Locoregional treatment strategies are generally limited to patients with oligometastatic disease. Therefore, patients might benefit from early detection of metastatic disease after early breast cancer treatment. Using sensitive diagnostic tools like positron emission tomography/computed tomography (PET-CT; [66]) or liquid biopsies might help to detect metastasis much earlier. Liquid biopsies nowadays allow detection of circulating tumor deoxyribonucleic acid (ctDNA); [67, 68]), circulating tumor cells [69], circulating exosomes [70], circulating micro ribonucleic acids (microRNAs) [71] or tumor-educated blood platelets (TEP; [72]). However, by earlier detection, survival time of patients might falsely increase due to lead time bias [2]. Biological characteristics including molecular breast cancer subtypes, specific mutations or microRNA profiles [73] might additionally help selecting patients for certain specific therapeutic strategies leading to long-term tumor control.

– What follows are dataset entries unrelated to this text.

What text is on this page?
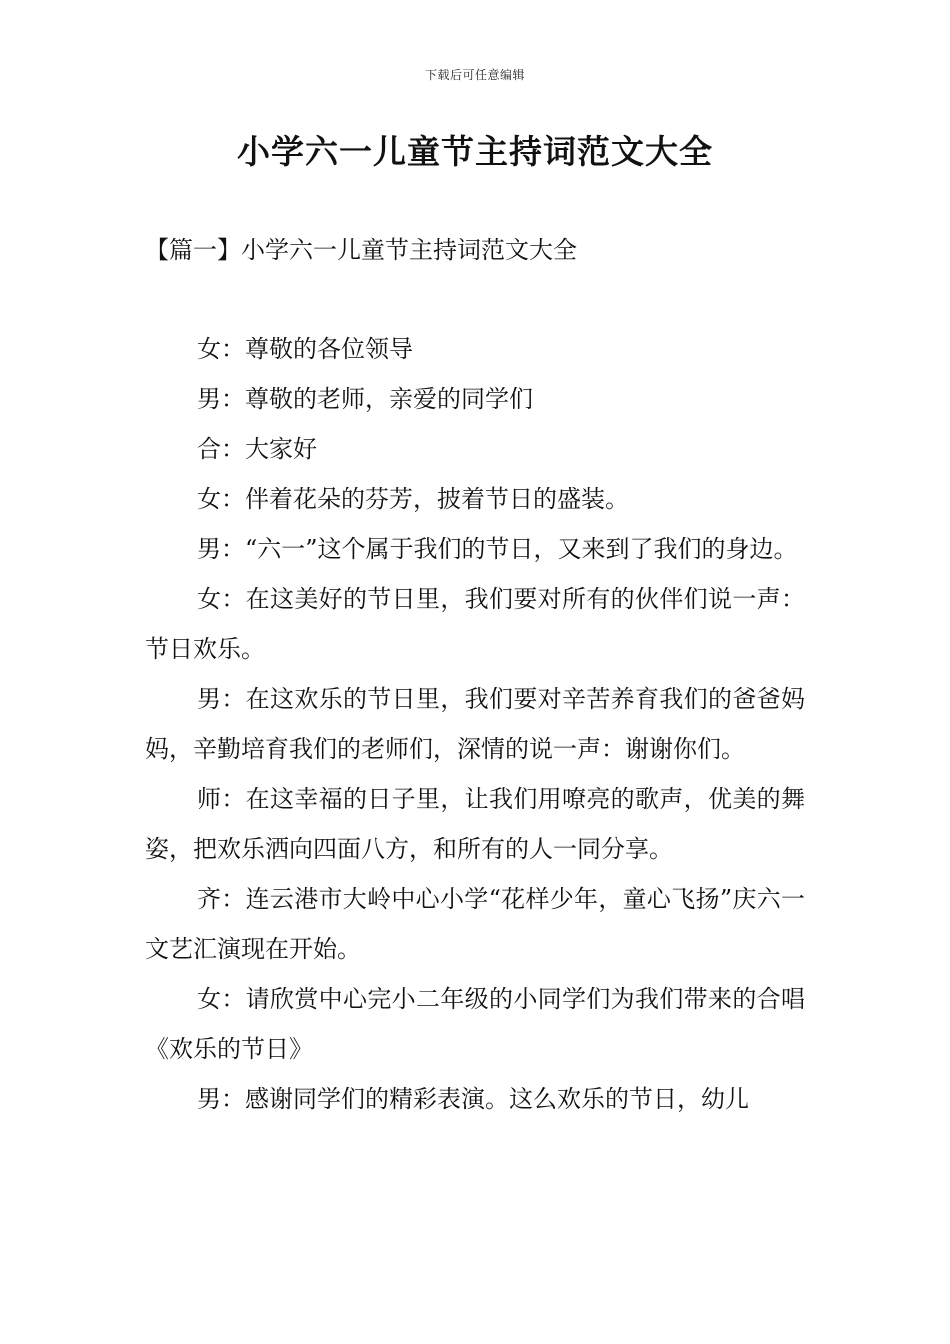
下载后可任意编辑
小学六一儿童节主持词范文大全
【篇一】小学六一儿童节主持词范文大全

女：尊敬的各位领导

男：尊敬的老师，亲爱的同学们

合：大家好

女：伴着花朵的芬芳，披着节日的盛装。

男：“六一”这个属于我们的节日，又来到了我们的身边。

女：在这美好的节日里，我们要对所有的伙伴们说一声：节日欢乐。

男：在这欢乐的节日里，我们要对辛苦养育我们的爸爸妈妈，辛勤培育我们的老师们，深情的说一声：谢谢你们。

师：在这幸福的日子里，让我们用嘹亮的歌声，优美的舞姿，把欢乐洒向四面八方，和所有的人一同分享。

齐：连云港市大岭中心小学“花样少年，童心飞扬”庆六一文艺汇演现在开始。

女：请欣赏中心完小二年级的小同学们为我们带来的合唱《欢乐的节日》

男：感谢同学们的精彩表演。这么欢乐的节日，幼儿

Since for all of these strategies low volume disease increases the success rate, early detection of metastatic disease might be one step forward. New technologies in imaging and liquid biopsies could help in this regard. Finally, only selection of patients for individualized treatment options in an interdisciplinary environment will help to establish a cure for MBC in the future.